The USW has been asking for tougher measures to prevent fatigue and to keep union workers rather than contract employees on the job, statements posted on the group's website show. The union said on Thursday that Shell's seventh offer failed to address safety concerns "in any sort of meaningful or enforceable way."

As the oil workers strike expanded, West Coast dockworkers and their employers ended their nine-month standoff with a five-year contract deal, averting a shutdown of 29 ports that could have cost the economy US$2 billion a day.

The USW previously called strikes at: Tesoro Corp's plants in Martinez and Carson, California, and Anacortes, Washington; Marathon Petroleum Corp's Catlettsburg complex in Kentucky and Galveston Bay site in Texas; Shell's Deer Park complex; LyondellBasell Industries NV's Houston facility; and BP Plc's Whiting and Toledo refineries in the Midwest.

In addition to Port Arthur, Motiva's refineries in Convent and Norco, Louisiana, and Shell's chemical facility in Norco received 24-hour notices. Motiva is a joint venture between Shell and Saudi Arabian Oil Co.

The Port Arthur plant was running at about 50 per cent of capacity, according to Troy Barbay, the USW workmen's committee chairman and Hoot Landry, the USW staff representative at the site. The facility's largest crude unit was running at reduced rates, Mr Barbay said.

More than 5,200 workers have walked out, USW statements show. United Steelworkers members operate refinery units, perform maintenance and work in labs at the plants.

The USW and Shell began negotiations on Jan 21 amid the biggest collapse in oil prices since 2008, driven largely by surging output from US shale formations that cut oil prices by 49 per cent in the second half of 2014.

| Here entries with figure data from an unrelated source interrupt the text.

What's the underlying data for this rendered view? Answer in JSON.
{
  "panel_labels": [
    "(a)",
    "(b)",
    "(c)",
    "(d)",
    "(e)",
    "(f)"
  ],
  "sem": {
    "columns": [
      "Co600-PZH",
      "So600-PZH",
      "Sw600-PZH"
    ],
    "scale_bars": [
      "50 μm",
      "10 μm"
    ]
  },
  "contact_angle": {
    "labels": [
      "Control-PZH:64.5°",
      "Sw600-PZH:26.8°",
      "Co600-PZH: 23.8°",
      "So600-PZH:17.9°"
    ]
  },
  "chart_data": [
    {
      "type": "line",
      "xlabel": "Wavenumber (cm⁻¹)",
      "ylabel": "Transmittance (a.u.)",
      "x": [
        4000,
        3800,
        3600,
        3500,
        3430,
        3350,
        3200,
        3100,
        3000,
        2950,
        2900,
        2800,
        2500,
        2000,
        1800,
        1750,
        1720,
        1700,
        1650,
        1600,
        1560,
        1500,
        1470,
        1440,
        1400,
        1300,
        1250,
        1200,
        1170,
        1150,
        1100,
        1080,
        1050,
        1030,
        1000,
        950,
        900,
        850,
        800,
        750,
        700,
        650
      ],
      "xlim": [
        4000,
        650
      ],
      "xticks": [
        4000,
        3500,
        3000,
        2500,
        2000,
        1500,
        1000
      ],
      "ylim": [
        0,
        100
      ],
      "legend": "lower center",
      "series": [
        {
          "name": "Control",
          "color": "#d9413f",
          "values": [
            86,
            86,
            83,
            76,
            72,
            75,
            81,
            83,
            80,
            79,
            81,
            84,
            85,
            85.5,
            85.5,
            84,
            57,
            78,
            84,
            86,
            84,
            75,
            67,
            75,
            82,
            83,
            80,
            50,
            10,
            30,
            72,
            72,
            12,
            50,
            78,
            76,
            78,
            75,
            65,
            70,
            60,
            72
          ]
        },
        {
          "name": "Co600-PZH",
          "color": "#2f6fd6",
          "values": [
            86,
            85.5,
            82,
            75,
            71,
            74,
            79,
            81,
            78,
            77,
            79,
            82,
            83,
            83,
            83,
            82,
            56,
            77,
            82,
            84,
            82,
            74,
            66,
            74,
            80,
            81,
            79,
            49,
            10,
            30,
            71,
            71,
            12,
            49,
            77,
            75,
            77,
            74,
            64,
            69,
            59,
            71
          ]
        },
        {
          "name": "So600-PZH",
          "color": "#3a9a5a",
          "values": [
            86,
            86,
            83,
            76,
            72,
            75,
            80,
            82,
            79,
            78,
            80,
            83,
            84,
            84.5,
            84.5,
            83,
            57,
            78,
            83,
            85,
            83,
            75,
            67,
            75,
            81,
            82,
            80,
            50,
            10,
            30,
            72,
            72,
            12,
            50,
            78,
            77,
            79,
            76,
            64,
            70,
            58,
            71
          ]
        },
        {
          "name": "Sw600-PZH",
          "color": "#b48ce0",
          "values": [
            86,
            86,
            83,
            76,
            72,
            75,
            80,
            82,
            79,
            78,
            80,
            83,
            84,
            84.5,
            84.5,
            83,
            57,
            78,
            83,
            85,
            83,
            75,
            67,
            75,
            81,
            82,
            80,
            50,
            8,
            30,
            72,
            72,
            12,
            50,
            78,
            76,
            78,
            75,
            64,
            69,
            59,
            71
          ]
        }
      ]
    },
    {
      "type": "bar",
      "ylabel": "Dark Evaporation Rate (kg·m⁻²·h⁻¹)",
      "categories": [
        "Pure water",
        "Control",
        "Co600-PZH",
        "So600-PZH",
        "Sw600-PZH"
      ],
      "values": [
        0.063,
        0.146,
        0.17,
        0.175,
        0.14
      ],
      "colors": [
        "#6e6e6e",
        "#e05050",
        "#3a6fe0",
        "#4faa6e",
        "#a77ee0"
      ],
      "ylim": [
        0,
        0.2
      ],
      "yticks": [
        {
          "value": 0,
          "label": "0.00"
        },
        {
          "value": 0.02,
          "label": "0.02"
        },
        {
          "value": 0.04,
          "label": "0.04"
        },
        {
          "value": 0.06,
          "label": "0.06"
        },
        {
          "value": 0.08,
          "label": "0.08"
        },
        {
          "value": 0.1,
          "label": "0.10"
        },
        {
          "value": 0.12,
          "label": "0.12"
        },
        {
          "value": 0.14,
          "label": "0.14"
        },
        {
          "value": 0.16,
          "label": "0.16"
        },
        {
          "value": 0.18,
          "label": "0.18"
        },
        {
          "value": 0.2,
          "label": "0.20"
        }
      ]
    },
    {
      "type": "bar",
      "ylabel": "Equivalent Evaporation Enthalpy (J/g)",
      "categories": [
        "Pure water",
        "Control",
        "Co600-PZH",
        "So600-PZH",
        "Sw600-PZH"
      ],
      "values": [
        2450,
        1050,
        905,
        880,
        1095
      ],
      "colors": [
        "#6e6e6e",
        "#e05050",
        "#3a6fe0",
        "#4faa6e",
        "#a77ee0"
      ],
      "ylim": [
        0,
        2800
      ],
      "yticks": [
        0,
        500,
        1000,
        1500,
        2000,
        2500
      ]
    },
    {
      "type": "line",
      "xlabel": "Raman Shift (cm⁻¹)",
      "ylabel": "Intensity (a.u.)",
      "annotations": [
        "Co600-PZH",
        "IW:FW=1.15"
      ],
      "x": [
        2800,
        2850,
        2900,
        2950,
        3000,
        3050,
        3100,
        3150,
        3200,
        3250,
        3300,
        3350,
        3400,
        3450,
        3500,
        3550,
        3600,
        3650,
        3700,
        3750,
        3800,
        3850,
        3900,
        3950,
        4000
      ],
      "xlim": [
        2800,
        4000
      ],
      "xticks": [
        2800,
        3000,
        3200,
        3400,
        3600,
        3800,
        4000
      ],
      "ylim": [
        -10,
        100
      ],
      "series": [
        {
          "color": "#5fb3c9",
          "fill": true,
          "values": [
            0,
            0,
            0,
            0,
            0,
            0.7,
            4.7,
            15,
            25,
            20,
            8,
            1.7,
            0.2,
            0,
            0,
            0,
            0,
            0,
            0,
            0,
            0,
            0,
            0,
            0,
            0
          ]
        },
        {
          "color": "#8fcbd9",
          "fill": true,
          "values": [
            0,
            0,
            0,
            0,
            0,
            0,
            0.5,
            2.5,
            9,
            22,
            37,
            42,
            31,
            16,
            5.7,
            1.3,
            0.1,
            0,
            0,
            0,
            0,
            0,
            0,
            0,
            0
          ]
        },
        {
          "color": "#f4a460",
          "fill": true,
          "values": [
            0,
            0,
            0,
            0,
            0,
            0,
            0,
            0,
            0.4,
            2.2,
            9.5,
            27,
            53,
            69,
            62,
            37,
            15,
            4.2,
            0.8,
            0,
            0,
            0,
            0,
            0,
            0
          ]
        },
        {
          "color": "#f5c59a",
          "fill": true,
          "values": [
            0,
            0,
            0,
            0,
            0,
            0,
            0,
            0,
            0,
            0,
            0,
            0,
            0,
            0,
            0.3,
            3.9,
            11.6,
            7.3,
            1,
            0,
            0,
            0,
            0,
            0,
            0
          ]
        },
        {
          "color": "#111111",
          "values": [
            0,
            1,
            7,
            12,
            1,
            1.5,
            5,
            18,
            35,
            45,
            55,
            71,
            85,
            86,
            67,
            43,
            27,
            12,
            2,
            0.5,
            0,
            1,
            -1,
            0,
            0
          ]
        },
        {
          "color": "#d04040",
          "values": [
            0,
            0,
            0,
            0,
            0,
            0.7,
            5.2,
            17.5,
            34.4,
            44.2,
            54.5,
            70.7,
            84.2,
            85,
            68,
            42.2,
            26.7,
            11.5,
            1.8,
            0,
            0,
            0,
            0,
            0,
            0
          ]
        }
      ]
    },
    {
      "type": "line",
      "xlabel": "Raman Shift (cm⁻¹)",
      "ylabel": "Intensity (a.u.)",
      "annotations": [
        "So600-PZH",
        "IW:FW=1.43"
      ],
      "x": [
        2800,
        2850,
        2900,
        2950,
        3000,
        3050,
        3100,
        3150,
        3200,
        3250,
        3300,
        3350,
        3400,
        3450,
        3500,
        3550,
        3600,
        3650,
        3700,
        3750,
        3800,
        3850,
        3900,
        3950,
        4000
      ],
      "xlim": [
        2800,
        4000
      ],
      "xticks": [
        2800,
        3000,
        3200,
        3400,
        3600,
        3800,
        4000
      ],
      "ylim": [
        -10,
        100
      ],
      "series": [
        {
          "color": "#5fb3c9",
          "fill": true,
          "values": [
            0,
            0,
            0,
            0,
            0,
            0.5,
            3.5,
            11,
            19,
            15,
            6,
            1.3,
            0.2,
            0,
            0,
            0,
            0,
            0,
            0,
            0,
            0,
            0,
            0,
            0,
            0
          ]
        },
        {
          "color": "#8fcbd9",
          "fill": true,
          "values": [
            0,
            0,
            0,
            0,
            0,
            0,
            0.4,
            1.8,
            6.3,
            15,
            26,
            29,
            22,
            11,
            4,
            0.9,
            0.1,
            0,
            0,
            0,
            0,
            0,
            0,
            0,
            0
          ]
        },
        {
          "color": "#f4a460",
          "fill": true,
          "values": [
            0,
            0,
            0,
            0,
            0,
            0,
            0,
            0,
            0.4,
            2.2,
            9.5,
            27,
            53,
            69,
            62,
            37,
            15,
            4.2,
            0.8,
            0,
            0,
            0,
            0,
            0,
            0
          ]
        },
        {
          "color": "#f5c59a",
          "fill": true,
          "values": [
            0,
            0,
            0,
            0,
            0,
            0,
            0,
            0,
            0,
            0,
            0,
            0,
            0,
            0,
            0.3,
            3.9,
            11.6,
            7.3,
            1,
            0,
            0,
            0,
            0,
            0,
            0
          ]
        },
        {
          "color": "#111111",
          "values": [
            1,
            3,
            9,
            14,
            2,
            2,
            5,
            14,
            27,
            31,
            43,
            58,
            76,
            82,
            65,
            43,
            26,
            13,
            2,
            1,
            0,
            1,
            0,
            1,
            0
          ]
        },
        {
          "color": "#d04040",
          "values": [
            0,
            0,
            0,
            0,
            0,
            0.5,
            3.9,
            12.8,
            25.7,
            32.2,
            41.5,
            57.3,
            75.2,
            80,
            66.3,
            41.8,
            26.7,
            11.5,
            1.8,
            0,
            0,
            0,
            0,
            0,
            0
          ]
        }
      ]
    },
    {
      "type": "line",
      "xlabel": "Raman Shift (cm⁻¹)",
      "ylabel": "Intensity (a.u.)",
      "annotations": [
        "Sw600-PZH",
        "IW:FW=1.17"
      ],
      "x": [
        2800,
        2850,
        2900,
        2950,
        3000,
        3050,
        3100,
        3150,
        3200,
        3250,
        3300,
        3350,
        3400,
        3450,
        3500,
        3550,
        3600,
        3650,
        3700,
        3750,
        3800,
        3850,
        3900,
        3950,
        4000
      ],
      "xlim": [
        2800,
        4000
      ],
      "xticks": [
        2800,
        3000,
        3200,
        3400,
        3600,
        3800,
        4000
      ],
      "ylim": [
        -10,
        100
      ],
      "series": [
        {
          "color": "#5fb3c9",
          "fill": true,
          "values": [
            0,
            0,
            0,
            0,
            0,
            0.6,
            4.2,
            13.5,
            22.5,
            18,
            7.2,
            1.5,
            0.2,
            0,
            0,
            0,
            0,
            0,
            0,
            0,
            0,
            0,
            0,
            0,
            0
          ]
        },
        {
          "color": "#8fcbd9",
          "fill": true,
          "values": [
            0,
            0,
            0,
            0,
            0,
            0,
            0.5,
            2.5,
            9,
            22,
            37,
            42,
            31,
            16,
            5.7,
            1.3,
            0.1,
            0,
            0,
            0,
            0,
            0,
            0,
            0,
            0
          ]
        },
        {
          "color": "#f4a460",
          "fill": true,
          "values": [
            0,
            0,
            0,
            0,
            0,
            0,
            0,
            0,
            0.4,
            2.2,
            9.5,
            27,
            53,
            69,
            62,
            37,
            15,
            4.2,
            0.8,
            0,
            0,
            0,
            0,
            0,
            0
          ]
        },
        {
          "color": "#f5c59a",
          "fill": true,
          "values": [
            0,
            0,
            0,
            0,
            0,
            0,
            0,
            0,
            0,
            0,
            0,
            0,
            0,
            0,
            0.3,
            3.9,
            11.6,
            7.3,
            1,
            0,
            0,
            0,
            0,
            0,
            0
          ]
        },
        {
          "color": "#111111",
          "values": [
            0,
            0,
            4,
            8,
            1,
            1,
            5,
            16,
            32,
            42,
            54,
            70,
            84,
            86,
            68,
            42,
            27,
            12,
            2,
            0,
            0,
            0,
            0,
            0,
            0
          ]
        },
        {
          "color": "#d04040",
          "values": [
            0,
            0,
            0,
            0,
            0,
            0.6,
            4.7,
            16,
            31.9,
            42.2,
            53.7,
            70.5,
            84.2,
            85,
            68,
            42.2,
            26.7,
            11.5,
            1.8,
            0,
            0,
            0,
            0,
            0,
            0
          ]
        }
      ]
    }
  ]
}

Refiners in the Standard & Poor's 500 have tripled in value since the beginning of 2012, when the steelworkers last negotiated an agreement. Marathon and Tesoro went on that year to take their place among the 10 best performers in the S&P 500 Index.

The national agreement, which addresses wages, benefits and health and safety, serves as the pattern that companies use to negotiate local contracts. Individual USW units may still decide to strike if the terms they're offered locally don't mirror those in the national agreement.